I step out the airport taxi on to a sandy street. Sand! I know I grin, I’ve never lived anywhere where the city streets are sandy, and the exoticism thrills me.

It’s now 3am, but the city doesn’t sleep. The roads are populated with street sellers, garnering attention for their wares; small carts of fruit pilled with oranges and bananas, and petit tin nescafe stands with hand painted logos.

Arriving at Hotel Via-Via my only desire is to sleep, but the Senegalese night has other ideas. It’s pressing a dank oppressive heat, and a cold shower offers only temporary appeasement. Restless in the dark I grapple with the button on the standing fan, and it offers just enough relief for me to drop off for a couple of hours.

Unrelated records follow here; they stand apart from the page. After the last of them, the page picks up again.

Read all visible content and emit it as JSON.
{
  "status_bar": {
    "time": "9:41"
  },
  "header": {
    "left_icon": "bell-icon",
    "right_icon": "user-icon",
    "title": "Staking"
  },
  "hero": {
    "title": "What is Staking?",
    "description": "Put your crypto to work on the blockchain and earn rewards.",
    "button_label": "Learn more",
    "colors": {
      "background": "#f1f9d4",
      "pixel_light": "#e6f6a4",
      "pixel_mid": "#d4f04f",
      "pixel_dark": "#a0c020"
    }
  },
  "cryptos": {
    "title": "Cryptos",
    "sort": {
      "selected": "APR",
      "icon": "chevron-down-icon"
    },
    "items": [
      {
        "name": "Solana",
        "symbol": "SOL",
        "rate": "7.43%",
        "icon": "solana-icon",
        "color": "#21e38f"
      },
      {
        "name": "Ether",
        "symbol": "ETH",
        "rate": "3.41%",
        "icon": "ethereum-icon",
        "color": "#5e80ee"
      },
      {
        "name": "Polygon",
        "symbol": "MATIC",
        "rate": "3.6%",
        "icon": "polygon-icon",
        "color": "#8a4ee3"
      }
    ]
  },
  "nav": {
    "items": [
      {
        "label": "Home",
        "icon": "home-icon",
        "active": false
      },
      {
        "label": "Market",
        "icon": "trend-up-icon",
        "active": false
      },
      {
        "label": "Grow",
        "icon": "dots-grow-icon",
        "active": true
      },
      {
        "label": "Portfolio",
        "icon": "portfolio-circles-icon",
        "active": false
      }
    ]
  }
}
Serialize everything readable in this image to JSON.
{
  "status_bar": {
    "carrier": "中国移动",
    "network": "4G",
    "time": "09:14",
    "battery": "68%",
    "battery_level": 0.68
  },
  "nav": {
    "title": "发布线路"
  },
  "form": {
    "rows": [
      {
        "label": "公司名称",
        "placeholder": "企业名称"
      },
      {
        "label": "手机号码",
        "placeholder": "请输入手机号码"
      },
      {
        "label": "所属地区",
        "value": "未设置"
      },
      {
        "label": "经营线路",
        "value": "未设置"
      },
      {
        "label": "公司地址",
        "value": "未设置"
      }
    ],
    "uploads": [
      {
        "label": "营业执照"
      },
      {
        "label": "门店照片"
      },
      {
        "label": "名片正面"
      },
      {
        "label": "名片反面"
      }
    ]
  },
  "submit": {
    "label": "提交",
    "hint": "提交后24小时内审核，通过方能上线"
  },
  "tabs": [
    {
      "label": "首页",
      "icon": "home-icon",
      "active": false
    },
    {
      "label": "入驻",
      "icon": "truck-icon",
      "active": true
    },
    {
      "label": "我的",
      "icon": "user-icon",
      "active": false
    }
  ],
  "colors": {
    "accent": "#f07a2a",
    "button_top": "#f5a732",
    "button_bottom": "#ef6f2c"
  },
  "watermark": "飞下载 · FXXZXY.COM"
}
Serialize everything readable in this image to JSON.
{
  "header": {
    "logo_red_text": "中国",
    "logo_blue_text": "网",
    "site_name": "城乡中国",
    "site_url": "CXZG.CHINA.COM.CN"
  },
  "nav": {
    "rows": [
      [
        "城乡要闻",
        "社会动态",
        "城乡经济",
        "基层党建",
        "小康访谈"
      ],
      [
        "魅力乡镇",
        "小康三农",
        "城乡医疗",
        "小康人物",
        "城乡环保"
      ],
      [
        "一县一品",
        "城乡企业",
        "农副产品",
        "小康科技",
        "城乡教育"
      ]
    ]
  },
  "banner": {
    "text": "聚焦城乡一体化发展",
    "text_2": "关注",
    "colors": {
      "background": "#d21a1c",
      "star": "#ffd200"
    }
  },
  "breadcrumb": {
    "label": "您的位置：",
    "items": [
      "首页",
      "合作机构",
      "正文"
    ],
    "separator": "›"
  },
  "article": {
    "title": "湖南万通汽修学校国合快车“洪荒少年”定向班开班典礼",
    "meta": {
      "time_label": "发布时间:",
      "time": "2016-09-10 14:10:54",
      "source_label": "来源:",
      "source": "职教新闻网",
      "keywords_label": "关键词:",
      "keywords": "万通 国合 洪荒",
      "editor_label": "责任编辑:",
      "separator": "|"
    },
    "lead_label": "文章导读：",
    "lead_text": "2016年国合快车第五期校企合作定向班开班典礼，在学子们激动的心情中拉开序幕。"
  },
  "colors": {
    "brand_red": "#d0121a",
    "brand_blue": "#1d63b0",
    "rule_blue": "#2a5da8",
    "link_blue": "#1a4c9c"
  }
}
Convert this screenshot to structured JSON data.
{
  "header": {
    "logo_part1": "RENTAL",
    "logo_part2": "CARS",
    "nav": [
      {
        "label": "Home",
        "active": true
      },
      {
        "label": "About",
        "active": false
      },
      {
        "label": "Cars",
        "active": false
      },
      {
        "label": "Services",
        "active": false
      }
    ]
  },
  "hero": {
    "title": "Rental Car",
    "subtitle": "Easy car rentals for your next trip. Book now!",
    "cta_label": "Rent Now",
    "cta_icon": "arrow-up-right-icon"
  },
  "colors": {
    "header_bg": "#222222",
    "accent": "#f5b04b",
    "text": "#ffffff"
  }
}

I’m starting to rethinking my commitment to the idea of incorporating a sweat lodge scenario into my work. But that idea belongs to another place, I’m here in pursuit of the old West African magic that survived and evolved through the French colonisation. I’m on a quest for the icons, amulets and rituals that have woven their way into daily life of todays Senegalese, distorting the orthodox Islamic religion that now dominates much of West Africa.

My inquiry begins in the next morning with a lengthy taxi ride from Dakar to Saint Louis. Five hours north of the capital, close to the border of Mauritania, Saint Louis was the first French settlement in Africa, once a trading port for ambergris, hides, and slaves, and now the seat of my investigation.


We are barely 2 mins from the hotel coming upon a roundabout when a short wide man roosting on its perimeter jerks up and signals us to pull over. It’s clear from the smart dark uniform stretched over his chest that he is an Official in some capacity, and immediately requests to check the luggage. The driver steps out as official struts around the car, words are exchanges quickly in Wolof, then a hand full of notes are pulled from the glove compartment. Our bags are not checked.

‘El Hadji,’ I murmered softly..


‘Corruption is a big problem in Africa, isn’t it?’

‘Oh no’ he said loudly, sucking on his pipe. ‘It’s no problem at all. If you want to bribe someone just go ahead and do it’. 


The fatigue of my journey soon hits me, but sadly I’ve no head rest to lie on. Only the driver has this luxury, and his has a small fire extinguisher taped to the back, maybe if I had more energy this would concern me. My head flops against the side door window and I witness a flickering stream of African images:

Women swathed in bold patterns carrying great bowls of goods balanced their heads, their swaddled infants strapped to their backs. A young man coercing a horse and cart backwards down the road, the geldings feet forced into a slow reluctant moonwalk. The thick trunked baobab trees, each branch blooming into a storks nest. Goats, sheep and a mud bathed pig grazing lazily between stalls erected from sticks, selling fruits, meat, and as we travel further north, baskets, clay pots and nuts.

We past mile of men working in a trench parallel to the road, wielding pick axes with such strength as mirages flicker and undulate on the road in the mid day heat.

I spot one man working in a woollen bobble hat, a trickle of sweat runs down my back.

The traffic swells as we near the city of Saint Louis, the waters of the Senegal river lapp along the road edge, a bridge, another, a right turn at the women selling clementines on the corner, and we arrive at WAAW Centre for Art.